Harris rested Lee Gregory last night and probably would have liked to have been in the position to leave him on the bench for the entire evening.
But, with John Marquis struggling to impose himself and strike up an understanding with Steve Morison, Gregory was summoned on 66 minutes to replace his team-mate.
The former Halifax Town striker has a knack of always seeming to find himself at the centre of the action in and around the box.
He immediately unsettled the Barnet defence last night and linked well with Morison and with Fred Onyedinma and Paris Cowan-Hall.
It’s crucial Gregory stays fit if Millwall are to challenge for a top-six spot. He scored nine league goals last season after his move to the Championship from non-league football, so reaching a target of 15 this season – with Morison already on two in two games – will surely leave Millwall duking it out towards the business end of the table.
2. Archer enjoys target practice
Jordan Archer has had to bide his time for his competitive Millwall debut. He finally got his chance last night and produced several really excellent saves, as well as some truly heart-in-the-mouth moments.
It is tempting to think regular number one David Forde wouldn’t have got down to tip Luke Gambin’s 26th minute shot against the post to prevent Barnet taking a two-goal lead.
Archer also showed lightning reflexes to keep out a John Akinde shot from inside the box in the second half, again getting down smartly, this time to his right, to divert the ball around the post.
Forde, along with club captain Tony Craig, is a key player for Harris in the dressing room and is quite vocal before games.
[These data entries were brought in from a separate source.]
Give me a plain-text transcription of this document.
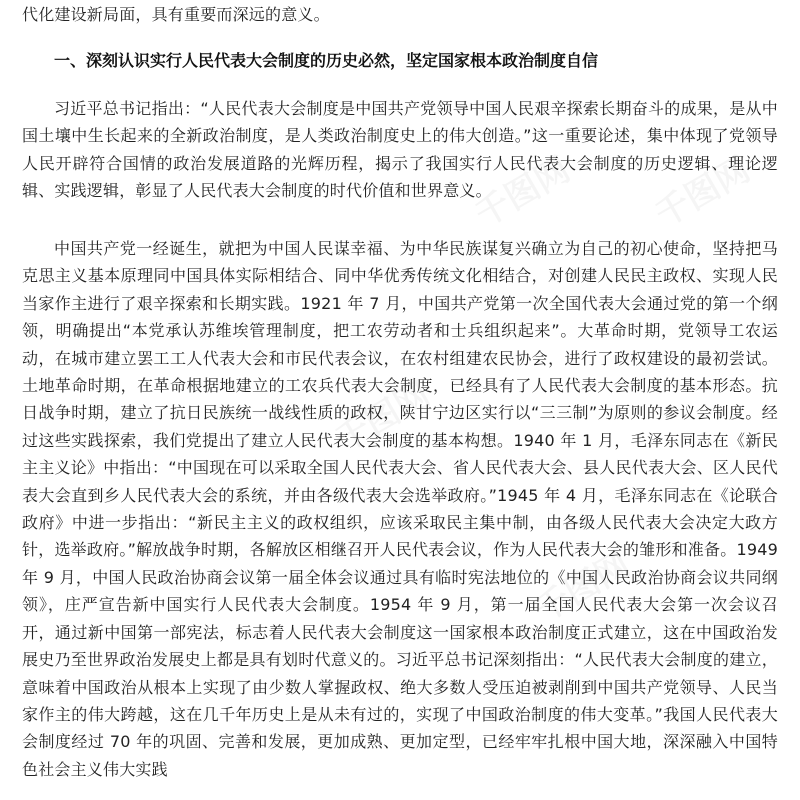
代化建设新局面，具有重要而深远的意义。

一、深刻认识实行人民代表大会制度的历史必然，坚定国家根本政治制度自信

习近平总书记指出：“人民代表大会制度是中国共产党领导中国人民艰辛探索长期奋斗的成果，是从中国土壤中生长起来的全新政治制度，是人类政治制度史上的伟大创造。”这一重要论述，集中体现了党领导人民开辟符合国情的政治发展道路的光辉历程，揭示了我国实行人民代表大会制度的历史逻辑、理论逻辑、实践逻辑，彰显了人民代表大会制度的时代价值和世界意义。

中国共产党一经诞生，就把为中国人民谋幸福、为中华民族谋复兴确立为自己的初心使命，坚持把马克思主义基本原理同中国具体实际相结合、同中华优秀传统文化相结合，对创建人民民主政权、实现人民当家作主进行了艰辛探索和长期实践。1921 年 7 月，中国共产党第一次全国代表大会通过党的第一个纲领，明确提出“本党承认苏维埃管理制度，把工农劳动者和士兵组织起来”。大革命时期，党领导工农运动，在城市建立罢工工人代表大会和市民代表会议，在农村组建农民协会，进行了政权建设的最初尝试。土地革命时期，在革命根据地建立的工农兵代表大会制度，已经具有了人民代表大会制度的基本形态。抗日战争时期，建立了抗日民族统一战线性质的政权，陕甘宁边区实行以“三三制”为原则的参议会制度。经过这些实践探索，我们党提出了建立人民代表大会制度的基本构想。1940 年 1 月，毛泽东同志在《新民主主义论》中指出：“中国现在可以采取全国人民代表大会、省人民代表大会、县人民代表大会、区人民代表大会直到乡人民代表大会的系统，并由各级代表大会选举政府。”1945 年 4 月，毛泽东同志在《论联合政府》中进一步指出：“新民主主义的政权组织，应该采取民主集中制，由各级人民代表大会决定大政方针，选举政府。”解放战争时期，各解放区相继召开人民代表会议，作为人民代表大会的雏形和准备。1949 年 9 月，中国人民政治协商会议第一届全体会议通过具有临时宪法地位的《中国人民政治协商会议共同纲领》，庄严宣告新中国实行人民代表大会制度。1954 年 9 月，第一届全国人民代表大会第一次会议召开，通过新中国第一部宪法，标志着人民代表大会制度这一国家根本政治制度正式建立，这在中国政治发展史乃至世界政治发展史上都是具有划时代意义的。习近平总书记深刻指出：“人民代表大会制度的建立，意味着中国政治从根本上实现了由少数人掌握政权、绝大多数人受压迫被剥削到中国共产党领导、人民当家作主的伟大跨越，这在几千年历史上是从未有过的，实现了中国政治制度的伟大变革。”我国人民代表大会制度经过 70 年的巩固、完善和发展，更加成熟、更加定型，已经牢牢扎根中国大地，深深融入中国特色社会主义伟大实践
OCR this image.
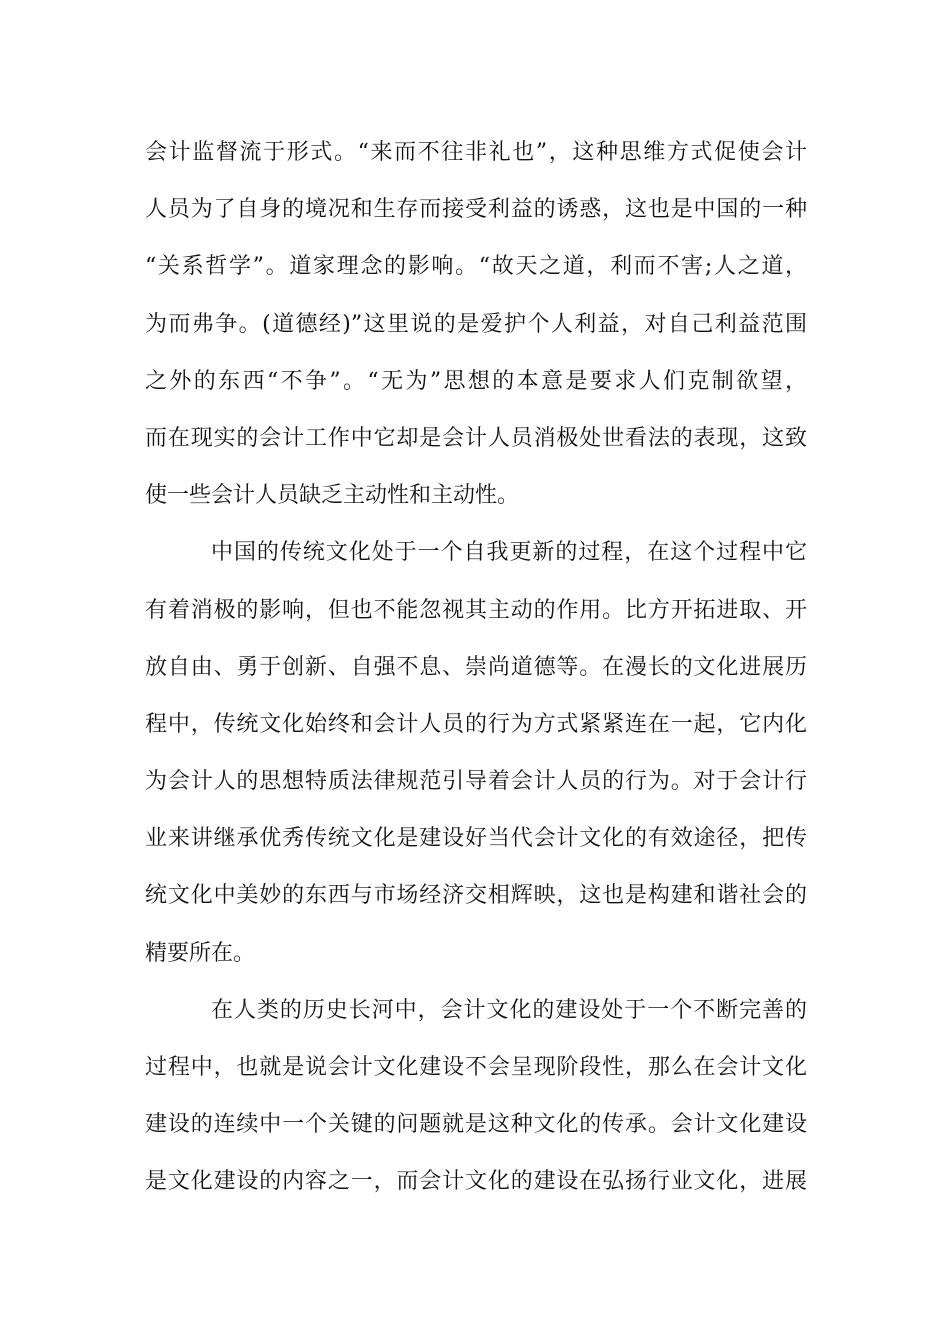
会计监督流于形式。“来而不往非礼也”，这种思维方式促使会计
人员为了自身的境况和生存而接受利益的诱惑，这也是中国的一种
“关系哲学”。道家理念的影响。“故天之道，利而不害;人之道，
为而弗争。(道德经)”这里说的是爱护个人利益，对自己利益范围
之外的东西“不争”。“无为”思想的本意是要求人们克制欲望，
而在现实的会计工作中它却是会计人员消极处世看法的表现，这致
使一些会计人员缺乏主动性和主动性。
中国的传统文化处于一个自我更新的过程，在这个过程中它
有着消极的影响，但也不能忽视其主动的作用。比方开拓进取、开
放自由、勇于创新、自强不息、崇尚道德等。在漫长的文化进展历
程中，传统文化始终和会计人员的行为方式紧紧连在一起，它内化
为会计人的思想特质法律规范引导着会计人员的行为。对于会计行
业来讲继承优秀传统文化是建设好当代会计文化的有效途径，把传
统文化中美妙的东西与市场经济交相辉映，这也是构建和谐社会的
精要所在。
在人类的历史长河中，会计文化的建设处于一个不断完善的
过程中，也就是说会计文化建设不会呈现阶段性，那么在会计文化
建设的连续中一个关键的问题就是这种文化的传承。会计文化建设
是文化建设的内容之一，而会计文化的建设在弘扬行业文化，进展
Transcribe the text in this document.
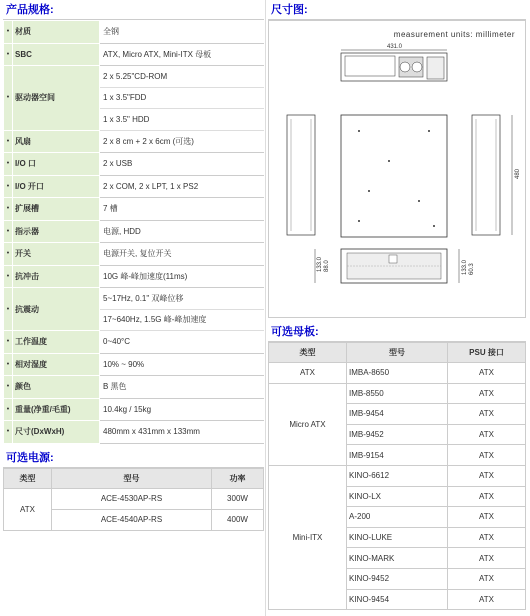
产品规格:
•	材质	全钢
•	SBC	ATX, Micro ATX, Mini-ITX 母板
•	驱动器空间	2 x 5.25"CD-ROM
		1 x 3.5"FDD
		1 x 3.5" HDD
•	风扇	2 x 8 cm + 2 x 6cm (可选)
•	I/O 口	2 x USB
•	I/O 开口	2 x COM, 2 x LPT, 1 x PS2
•	扩展槽	7 槽
•	指示器	电源, HDD
•	开关	电源开关, 复位开关
•	抗冲击	10G 峰-峰加速度(11ms)
•	抗震动	5~17Hz, 0.1" 双峰位移
		17~640Hz, 1.5G 峰-峰加速度
•	工作温度	0~40°C
•	相对湿度	10% ~ 90%
•	颜色	B 黑色
•	重量(净重/毛重)	10.4kg / 15kg
•	尺寸(DxWxH)	480mm x 431mm x 133mm
可选电源:
类型	型号	功率
ATX	ACE-4530AP-RS	300W
	ACE-4540AP-RS	400W
尺寸图:
measurement units: millimeter
431.0
480
133.0 88.0	133.0 60.3
可选母板:
类型	型号	PSU 接口
ATX	IMBA-8650	ATX
Micro ATX	IMB-8550	ATX
	IMB-9454	ATX
	IMB-9452	ATX
	IMB-9154	ATX
Mini-ITX	KINO-6612	ATX
	KINO-LX	ATX
	A-200	ATX
	KINO-LUKE	ATX
	KINO-MARK	ATX
	KINO-9452	ATX
	KINO-9454	ATX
He is also at this point a steadier presence than his understudy.
Twice last night Archer had Millwall fans holding their breaths. First he looked like he was going to try to take the ball around Akinde close to his own line only to be quickly closed down. He was lucky – and relieved – that the ball squirted harmlessly wide.
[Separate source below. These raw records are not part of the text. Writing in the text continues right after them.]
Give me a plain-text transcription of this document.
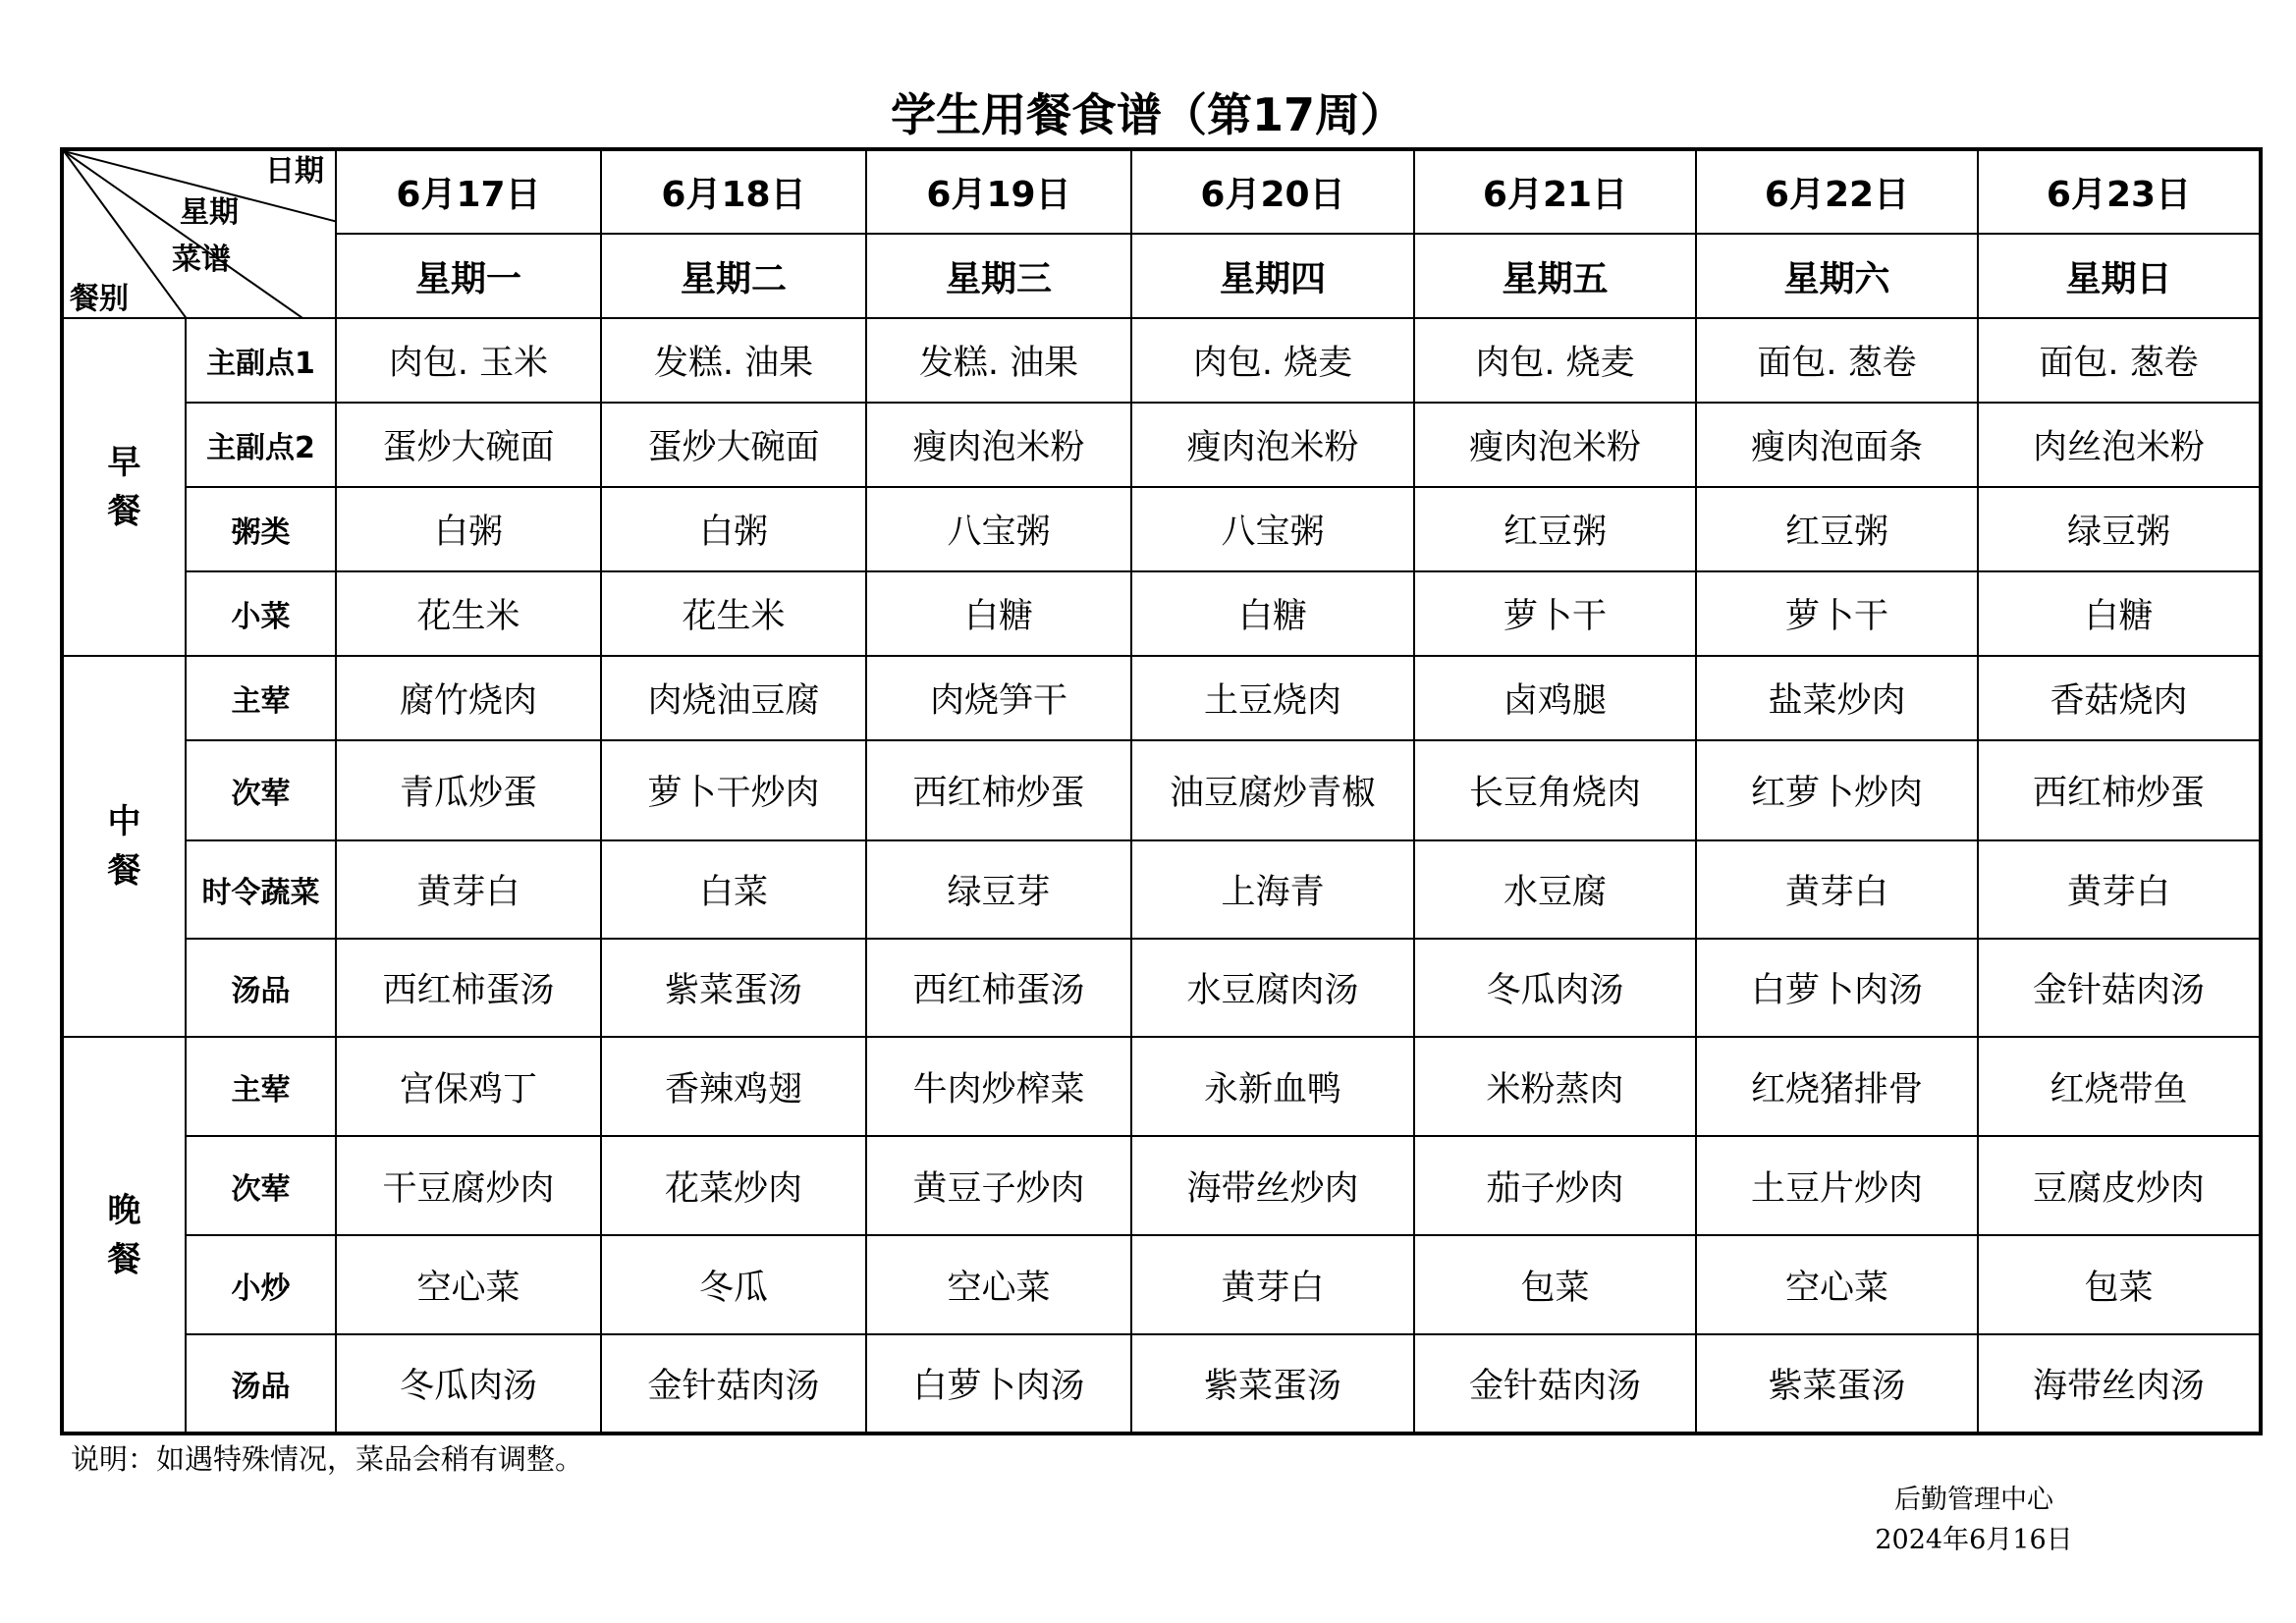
学生用餐食谱（第17周）
日期
星期
菜谱
餐别		6月17日	6月18日	6月19日	6月20日	6月21日	6月22日	6月23日
		星期一	星期二	星期三	星期四	星期五	星期六	星期日
早餐	主副点1	肉包. 玉米	发糕. 油果	发糕. 油果	肉包. 烧麦	肉包. 烧麦	面包. 葱卷	面包. 葱卷
	主副点2	蛋炒大碗面	蛋炒大碗面	瘦肉泡米粉	瘦肉泡米粉	瘦肉泡米粉	瘦肉泡面条	肉丝泡米粉
	粥类	白粥	白粥	八宝粥	八宝粥	红豆粥	红豆粥	绿豆粥
	小菜	花生米	花生米	白糖	白糖	萝卜干	萝卜干	白糖
中餐	主荤	腐竹烧肉	肉烧油豆腐	肉烧笋干	土豆烧肉	卤鸡腿	盐菜炒肉	香菇烧肉
	次荤	青瓜炒蛋	萝卜干炒肉	西红柿炒蛋	油豆腐炒青椒	长豆角烧肉	红萝卜炒肉	西红柿炒蛋
	时令蔬菜	黄芽白	白菜	绿豆芽	上海青	水豆腐	黄芽白	黄芽白
	汤品	西红柿蛋汤	紫菜蛋汤	西红柿蛋汤	水豆腐肉汤	冬瓜肉汤	白萝卜肉汤	金针菇肉汤
晚餐	主荤	宫保鸡丁	香辣鸡翅	牛肉炒榨菜	永新血鸭	米粉蒸肉	红烧猪排骨	红烧带鱼
	次荤	干豆腐炒肉	花菜炒肉	黄豆子炒肉	海带丝炒肉	茄子炒肉	土豆片炒肉	豆腐皮炒肉
	小炒	空心菜	冬瓜	空心菜	黄芽白	包菜	空心菜	包菜
	汤品	冬瓜肉汤	金针菇肉汤	白萝卜肉汤	紫菜蛋汤	金针菇肉汤	紫菜蛋汤	海带丝肉汤
说明：如遇特殊情况，菜品会稍有调整。
后勤管理中心
2024年6月16日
In extra-time he raced out of his box to clear, only to see his header go behind him to Michael Gash whose shot towards an open goal was on target but cut out by Webster.
Archer has an all-action style, cat-like reflexes and an eccentric side that could make for some interesting watching this season.
3. Space invaders
Moses Emmanuel. Lyle Taylor. Luis Machado. John Akinde.
Millwall went behind in three of their four pre-season games and have done the same in both competitive fixtures so far.
A feature of the goals scored by the players above for Bromley, AFC Wimbledon, CD Tondela and Barnet was the space those players exploited behind Millwall’s defence.
Harris wants to play a high, pressing game, but the Lions defence has been caught out with long balls over the top or passes played in the inside channels between the centre-backs and full-backs.
When teams have broken through the first line of defence in midfield they have often found time and space to play a ball in behind a high line for pacy strikers to attack the spaces between the back four and goal.
Last night, Akinde warned of the threat he posed a few minutes in when he took up a position off Byron Webster’s shoulder and with Sid Nelson slightly out position the striker worked space for a shot that went over.
A few minutes later he was able to isolate Webster and after being picked out with a ball down the inside-left channel he raced away from the defender only to be brought down in the box.
In the 102nd minute of extra-time the scenario was repeated, this time in the opposite channel but against the same opponent. Akinde had done all the hard work when Andy Yiadom arrived to finish past Archer.
On Saturday, Webster could find himself directly up against Adam Armstrong, Coventry’s quick, on-loan Newcastle forward.
He played in a left-sided role against Wigan, scoring twice in a 2-0 win.
Millwall will have to be aware of the danger he is capable of posing, especially if Coventry work space in midfield or, as against Wimbledon and Tondela, just after possession has been turned over.